Hang on, we said that everything was just an event and the probability of the next event coming into our observation field was a derivation of the momentum from which time is derived (to paraphrase). If everything is just an event, back and forward don’t have any true significance in this model. It’s like trying to compare apples to oranges.

The difficulty in predicting “future” ripples from a “past” event based on “historical” information is that the observational details of the event itself may differ for other observers (i.e. other events connected with it). Three blind men may all have a very different model of the same elephant they are touching, but their perspective gives them one aspect of the full probability equation.
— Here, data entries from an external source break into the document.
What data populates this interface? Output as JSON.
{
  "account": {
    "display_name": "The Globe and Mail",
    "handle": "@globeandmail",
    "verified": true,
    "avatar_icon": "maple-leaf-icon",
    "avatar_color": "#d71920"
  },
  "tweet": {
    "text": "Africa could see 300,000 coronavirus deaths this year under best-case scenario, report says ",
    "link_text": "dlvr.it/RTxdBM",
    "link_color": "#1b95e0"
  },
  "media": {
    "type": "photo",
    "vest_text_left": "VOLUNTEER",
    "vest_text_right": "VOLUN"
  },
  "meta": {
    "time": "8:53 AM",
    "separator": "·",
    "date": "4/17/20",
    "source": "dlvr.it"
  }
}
In other words, the probability effects of other events related to the “historical” event may be obscured or harder to determine as they may not be “historical” of themselves.

I’ll stop at that point or the discussion could become very long and very dry, and that’s not the point of this piece. It’s about the fact that “time travel” is probably based on this event model of existence.

If you’ve got your head around that, you’re already thinking in more than three dimensions. And I guess I’ve found the path through the story after all. You can see why I found it difficult to know where to begin since each part could have been the start, the end, or the causal singularity.